A Game of Thrones by George R.R. Martin.
Why yes, I finally got around to reading this book. I won't say I'm the last person to read this book, because I have read an awful lot of book reviews for books I just picked up that have that statement. Unless you plan to exterminate everyone who has an interest in reading, chances are you will not be the last person to read a book.
Steampunk! An Anthology of Fantastically Rich and Strange Stories edited by Kelly Link and Gavin J. Grant.
Hurr, hurr, I like steampunk. I'm blogging when I don't really feel like blogging, can you tell? Also, there is a lot of jibber jabber in the background that is very distracting, my headphones can only block out so much yelled phone conversation. Anyway, I'm about a third through the stories. They are not quite as fantastic as Pump Six and Other Stories, but most are still worth reading. This is another of those Netgalley grabs.
The Maid: A Novel of Joan of Arc by Kimberly Cutter.
I have always had a bit of a fascination with Joan of Arc, and female saints in general really. I wrote a whole paper about how some women used eating disorders as a means of attaining sainthood, or at least an elevated position in the community, when they might otherwise have been condemned to a life of childbirth and housekeeping. My history professor made me rewrite it because she didn't believe in feminism, and then complained that I had basically written a completely different paper... yeah. Nobody liked you, history professor who shall not be named. Martyrs are fascinating, well, the not self-proclaimed variety.

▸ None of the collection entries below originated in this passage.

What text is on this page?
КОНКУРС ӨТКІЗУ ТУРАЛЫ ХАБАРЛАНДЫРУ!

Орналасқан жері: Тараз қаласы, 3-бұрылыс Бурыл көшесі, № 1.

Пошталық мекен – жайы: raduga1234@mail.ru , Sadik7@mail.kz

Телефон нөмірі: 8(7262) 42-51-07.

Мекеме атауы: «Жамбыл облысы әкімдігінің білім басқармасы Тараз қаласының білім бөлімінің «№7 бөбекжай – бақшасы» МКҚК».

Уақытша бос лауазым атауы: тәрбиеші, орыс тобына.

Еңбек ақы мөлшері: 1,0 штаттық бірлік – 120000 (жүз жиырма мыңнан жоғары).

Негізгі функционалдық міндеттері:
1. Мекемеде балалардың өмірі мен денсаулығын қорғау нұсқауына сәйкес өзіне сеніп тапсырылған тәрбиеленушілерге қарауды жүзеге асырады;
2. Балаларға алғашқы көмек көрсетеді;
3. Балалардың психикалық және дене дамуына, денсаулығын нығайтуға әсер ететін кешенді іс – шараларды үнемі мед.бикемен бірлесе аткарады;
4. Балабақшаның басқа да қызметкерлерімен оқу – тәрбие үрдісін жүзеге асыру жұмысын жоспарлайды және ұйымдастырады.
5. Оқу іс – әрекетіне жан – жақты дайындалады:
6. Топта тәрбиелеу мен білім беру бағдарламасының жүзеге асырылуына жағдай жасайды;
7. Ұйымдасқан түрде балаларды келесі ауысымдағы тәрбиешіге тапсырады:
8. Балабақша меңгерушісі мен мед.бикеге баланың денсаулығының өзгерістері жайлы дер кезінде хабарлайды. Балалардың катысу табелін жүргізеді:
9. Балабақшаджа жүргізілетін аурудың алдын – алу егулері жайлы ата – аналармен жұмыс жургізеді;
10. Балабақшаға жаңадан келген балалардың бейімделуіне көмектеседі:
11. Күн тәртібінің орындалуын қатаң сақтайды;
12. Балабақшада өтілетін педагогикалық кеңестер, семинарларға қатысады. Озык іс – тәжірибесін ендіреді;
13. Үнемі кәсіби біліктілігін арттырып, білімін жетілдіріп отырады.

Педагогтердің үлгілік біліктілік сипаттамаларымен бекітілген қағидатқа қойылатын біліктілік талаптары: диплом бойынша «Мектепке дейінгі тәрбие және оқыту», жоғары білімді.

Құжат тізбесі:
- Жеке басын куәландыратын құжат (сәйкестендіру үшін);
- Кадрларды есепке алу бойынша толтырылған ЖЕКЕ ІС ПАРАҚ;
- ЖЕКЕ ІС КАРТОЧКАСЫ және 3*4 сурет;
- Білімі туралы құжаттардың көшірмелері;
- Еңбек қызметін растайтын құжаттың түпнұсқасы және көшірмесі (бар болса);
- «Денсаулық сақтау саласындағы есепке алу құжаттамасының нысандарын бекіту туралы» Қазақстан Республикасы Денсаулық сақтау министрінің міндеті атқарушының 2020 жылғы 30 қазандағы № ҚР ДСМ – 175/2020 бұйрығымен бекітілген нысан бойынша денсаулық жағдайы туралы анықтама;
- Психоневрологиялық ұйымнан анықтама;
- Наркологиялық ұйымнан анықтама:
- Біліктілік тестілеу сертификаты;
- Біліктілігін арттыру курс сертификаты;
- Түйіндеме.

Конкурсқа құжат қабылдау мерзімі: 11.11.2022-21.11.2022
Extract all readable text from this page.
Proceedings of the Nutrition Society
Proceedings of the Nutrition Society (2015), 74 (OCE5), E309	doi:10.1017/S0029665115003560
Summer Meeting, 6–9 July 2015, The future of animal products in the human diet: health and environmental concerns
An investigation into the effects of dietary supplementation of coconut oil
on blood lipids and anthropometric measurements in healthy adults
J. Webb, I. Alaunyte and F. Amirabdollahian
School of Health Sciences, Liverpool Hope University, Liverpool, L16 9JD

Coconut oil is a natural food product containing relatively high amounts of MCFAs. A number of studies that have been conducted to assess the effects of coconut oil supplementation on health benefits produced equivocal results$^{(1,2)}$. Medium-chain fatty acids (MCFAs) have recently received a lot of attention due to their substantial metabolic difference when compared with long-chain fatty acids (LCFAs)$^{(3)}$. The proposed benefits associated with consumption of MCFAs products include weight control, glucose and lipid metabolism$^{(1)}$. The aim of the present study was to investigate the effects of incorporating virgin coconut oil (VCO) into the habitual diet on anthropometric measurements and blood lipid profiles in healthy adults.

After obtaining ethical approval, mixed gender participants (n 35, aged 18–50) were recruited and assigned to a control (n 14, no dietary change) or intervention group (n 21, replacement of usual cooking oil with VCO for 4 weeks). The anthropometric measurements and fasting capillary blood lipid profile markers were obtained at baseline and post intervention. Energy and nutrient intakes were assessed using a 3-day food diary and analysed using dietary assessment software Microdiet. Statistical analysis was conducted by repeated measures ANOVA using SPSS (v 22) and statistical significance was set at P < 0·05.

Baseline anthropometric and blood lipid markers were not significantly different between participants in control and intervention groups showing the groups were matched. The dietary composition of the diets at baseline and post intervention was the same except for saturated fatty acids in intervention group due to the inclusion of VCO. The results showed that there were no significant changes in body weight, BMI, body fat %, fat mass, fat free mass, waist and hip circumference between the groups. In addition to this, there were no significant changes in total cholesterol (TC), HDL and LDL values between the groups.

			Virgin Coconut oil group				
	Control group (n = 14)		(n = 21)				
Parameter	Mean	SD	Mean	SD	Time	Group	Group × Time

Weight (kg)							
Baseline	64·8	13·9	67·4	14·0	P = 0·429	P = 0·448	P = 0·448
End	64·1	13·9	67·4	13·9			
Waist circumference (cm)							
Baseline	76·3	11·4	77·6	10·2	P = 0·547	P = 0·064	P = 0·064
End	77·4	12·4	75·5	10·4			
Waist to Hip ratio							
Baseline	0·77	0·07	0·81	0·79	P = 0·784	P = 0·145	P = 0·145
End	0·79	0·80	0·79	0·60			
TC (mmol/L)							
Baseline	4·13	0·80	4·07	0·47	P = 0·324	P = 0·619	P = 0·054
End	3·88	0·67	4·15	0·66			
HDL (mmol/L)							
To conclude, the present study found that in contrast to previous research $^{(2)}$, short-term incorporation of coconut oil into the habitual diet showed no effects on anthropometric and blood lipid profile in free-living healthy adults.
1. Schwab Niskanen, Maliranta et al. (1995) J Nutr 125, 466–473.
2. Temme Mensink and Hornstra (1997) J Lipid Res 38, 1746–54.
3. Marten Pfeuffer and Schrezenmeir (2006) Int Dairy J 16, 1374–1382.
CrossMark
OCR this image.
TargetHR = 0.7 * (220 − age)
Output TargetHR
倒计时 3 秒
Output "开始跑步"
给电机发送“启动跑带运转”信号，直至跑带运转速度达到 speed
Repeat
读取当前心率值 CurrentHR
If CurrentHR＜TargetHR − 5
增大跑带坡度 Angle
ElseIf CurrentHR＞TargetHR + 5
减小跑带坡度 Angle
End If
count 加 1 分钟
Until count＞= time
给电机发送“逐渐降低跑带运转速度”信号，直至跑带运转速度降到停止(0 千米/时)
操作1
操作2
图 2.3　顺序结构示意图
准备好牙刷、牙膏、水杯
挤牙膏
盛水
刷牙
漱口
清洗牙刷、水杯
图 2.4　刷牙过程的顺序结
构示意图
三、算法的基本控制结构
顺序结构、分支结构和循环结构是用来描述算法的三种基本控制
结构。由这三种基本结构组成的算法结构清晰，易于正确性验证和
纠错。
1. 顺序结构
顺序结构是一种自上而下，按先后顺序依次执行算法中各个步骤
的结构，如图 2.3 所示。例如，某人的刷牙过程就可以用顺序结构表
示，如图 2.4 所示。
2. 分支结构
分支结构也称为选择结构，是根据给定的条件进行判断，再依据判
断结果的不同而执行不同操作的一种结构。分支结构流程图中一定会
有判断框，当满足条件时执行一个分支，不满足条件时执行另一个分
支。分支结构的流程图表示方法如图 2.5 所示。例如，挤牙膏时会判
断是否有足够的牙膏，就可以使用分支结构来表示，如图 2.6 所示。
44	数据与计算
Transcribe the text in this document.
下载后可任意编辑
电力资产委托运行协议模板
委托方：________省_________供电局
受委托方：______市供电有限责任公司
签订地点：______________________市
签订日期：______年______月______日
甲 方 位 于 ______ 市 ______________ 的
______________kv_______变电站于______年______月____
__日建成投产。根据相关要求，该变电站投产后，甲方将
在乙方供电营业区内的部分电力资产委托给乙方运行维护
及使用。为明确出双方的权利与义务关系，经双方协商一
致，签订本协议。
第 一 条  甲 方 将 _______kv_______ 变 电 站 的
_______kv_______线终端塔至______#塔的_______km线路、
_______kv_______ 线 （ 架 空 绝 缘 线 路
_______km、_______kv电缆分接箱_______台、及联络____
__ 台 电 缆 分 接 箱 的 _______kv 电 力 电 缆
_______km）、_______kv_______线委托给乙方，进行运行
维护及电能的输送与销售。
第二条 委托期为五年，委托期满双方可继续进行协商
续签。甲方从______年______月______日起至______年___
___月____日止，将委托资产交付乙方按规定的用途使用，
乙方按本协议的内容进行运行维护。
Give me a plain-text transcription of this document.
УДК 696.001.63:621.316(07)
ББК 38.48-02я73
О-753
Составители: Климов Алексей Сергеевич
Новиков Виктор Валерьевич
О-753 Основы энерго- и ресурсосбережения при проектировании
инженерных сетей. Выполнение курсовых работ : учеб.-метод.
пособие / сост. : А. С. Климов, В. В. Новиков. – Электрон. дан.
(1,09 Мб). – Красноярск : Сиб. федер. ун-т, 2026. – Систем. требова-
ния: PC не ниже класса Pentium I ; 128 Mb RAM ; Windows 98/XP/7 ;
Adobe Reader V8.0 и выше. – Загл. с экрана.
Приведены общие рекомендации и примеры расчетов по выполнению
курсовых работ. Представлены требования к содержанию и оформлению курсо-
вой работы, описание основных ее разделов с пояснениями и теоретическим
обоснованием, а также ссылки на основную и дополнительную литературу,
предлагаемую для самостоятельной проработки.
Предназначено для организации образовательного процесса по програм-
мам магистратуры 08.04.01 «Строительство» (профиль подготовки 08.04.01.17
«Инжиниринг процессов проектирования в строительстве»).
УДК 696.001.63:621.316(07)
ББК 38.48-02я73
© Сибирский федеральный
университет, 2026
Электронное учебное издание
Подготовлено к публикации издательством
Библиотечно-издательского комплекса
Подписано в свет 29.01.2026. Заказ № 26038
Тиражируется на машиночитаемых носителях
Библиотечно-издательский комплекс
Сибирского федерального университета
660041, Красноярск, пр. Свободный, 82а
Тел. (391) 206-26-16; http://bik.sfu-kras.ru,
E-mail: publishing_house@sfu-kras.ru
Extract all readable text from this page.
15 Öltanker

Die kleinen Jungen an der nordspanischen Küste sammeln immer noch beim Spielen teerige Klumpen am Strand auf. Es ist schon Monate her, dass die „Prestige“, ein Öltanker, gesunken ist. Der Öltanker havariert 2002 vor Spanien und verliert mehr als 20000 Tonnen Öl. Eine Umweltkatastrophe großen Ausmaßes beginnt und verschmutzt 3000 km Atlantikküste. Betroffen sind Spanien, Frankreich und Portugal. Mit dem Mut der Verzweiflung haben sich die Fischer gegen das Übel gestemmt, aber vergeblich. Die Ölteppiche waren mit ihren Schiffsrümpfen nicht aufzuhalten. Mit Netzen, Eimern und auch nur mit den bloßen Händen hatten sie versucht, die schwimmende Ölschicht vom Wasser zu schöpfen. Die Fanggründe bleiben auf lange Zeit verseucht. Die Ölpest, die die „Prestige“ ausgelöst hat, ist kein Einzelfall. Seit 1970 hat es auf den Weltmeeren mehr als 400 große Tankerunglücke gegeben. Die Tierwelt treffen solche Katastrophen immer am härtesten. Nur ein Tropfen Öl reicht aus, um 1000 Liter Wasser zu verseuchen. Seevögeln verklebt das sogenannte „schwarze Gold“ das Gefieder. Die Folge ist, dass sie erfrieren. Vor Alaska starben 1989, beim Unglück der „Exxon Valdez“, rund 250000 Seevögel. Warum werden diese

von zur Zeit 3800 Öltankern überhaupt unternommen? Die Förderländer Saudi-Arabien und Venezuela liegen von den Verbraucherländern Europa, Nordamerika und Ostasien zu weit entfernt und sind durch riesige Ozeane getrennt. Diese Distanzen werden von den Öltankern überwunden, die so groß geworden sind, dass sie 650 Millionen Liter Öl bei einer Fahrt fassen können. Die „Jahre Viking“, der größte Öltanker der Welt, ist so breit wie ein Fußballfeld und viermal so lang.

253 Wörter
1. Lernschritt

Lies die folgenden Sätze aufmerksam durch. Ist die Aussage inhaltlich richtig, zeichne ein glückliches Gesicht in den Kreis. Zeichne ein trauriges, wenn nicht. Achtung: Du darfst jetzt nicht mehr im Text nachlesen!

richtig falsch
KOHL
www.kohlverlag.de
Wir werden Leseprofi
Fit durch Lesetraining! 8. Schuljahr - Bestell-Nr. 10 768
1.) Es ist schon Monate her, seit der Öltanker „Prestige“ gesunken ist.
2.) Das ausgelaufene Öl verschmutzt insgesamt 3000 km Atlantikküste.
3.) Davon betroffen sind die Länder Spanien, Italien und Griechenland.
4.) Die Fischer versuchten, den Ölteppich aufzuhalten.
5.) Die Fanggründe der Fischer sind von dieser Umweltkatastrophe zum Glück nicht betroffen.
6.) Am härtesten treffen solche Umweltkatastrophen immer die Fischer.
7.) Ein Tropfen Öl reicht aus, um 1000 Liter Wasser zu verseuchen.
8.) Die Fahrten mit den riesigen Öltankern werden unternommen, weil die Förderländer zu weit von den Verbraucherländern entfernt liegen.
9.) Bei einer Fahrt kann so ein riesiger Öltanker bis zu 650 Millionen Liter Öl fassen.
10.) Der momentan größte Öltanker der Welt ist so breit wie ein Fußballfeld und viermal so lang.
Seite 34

Shame the Devil by Debra Brenegan.
Brenegan's publicity person contacted me to review this. I am generally a nice person and agree to review things I have a modicum of interest in. I like to pretend it is good for me, that it will somehow expand my horizons or introduce me to topics/authors I might otherwise ignore. This is a novelization about the life of Fanny Fern, a feminist journalist in the 19th century. It is not totally out of my area of interest as a historian, so I can throw this into professional-ish development and call it a day's work.